Twenty grams of protein is the magic number to ingest for muscle-building, half before and half after your workout.

Here’s a list of 5 great snack ideas:

Chicken, Turkey, or Tuna (3 oz)
14-22 grams protein
65-100 calories
Wrap it in a piece of lettuce or enjoy it by itself. Four slices of chicken or turkey provide 14 grams of protein, while half a can of tuna has nearly 22 grams of protein.

Eggs (three)
18-19 grams protein
230 calories
Hard-boiled eggs are most convenient, but eggs are easy to scramble. Put them in a grab & go container and enjoy a little before & after your workout. For those of you that know me, I have always thought eggs are a great food.

Chocolate 2% Milk (16 oz)
About 17 grams protein
330 calories
A study in the Journal of the American College of Nutrition shows that chocolate milk may be the ideal postworkout beverage for building muscle

FitFood. This is a protein powder – Whey or Dairy-free, Soy-free (21 g per 2 scoops)
21 grams protein
210 calories

This shake product made by XYMOGEN supports healthy body composition; immune support; cardiovascular health; healthy glycemic management and weight management.

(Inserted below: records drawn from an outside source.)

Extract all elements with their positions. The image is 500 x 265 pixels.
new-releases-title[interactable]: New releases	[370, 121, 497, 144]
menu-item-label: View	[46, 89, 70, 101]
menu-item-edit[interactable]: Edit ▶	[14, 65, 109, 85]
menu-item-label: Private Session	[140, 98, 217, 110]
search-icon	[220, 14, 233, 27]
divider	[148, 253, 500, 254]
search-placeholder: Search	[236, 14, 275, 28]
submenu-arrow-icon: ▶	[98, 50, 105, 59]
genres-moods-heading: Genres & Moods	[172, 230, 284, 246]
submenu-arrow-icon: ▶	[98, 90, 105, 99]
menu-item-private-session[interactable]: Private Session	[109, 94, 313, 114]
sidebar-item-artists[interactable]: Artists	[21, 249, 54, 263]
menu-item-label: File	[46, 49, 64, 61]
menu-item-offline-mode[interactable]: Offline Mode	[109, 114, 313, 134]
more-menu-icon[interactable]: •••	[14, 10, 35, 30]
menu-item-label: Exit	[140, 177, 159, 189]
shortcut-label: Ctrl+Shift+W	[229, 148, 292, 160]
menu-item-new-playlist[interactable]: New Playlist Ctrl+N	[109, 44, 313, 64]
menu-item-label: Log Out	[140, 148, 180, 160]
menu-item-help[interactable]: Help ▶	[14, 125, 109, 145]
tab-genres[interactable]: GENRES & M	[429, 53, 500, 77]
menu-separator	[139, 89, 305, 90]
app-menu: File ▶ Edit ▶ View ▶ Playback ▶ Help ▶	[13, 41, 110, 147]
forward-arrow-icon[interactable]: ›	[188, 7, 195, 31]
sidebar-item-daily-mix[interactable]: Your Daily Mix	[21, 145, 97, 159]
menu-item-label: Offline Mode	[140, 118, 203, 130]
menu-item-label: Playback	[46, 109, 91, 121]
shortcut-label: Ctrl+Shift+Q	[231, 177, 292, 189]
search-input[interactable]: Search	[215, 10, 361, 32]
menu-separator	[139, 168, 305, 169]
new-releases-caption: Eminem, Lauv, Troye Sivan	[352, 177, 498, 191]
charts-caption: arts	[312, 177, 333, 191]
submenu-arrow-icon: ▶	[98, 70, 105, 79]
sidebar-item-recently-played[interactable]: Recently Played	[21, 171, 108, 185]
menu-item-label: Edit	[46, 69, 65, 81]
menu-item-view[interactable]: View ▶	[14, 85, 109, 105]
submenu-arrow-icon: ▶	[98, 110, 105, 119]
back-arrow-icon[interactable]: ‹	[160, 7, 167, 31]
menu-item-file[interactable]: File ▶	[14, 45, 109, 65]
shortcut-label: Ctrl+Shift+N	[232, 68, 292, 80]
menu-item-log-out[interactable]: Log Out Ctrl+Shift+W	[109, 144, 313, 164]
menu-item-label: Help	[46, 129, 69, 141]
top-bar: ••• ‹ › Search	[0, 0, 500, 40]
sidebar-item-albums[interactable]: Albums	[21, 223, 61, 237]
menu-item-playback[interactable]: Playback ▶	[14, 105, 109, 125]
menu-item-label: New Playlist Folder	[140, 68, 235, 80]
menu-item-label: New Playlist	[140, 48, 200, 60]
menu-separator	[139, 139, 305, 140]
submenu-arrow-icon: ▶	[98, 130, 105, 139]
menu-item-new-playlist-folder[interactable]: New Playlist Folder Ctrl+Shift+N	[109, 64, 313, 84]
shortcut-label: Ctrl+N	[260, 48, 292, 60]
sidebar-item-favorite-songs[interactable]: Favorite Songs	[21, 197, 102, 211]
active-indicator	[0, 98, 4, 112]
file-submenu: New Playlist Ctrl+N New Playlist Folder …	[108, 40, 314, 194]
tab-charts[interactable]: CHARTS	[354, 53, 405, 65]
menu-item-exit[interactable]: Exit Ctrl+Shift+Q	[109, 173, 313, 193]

Mix it with rice milk or almond milk instead of water if you want a bit more protein. Order by calling 1-800-647-6100 or online @ Email me for my PIN #.

Greek Yogurt (5.3 oz container)
15 grams protein
80 calories
Greek-style yogurt is packed with protein. Skip yogurts with fruit and sugar; to add flavor, drop in a few berries, nuts or cottage cheese.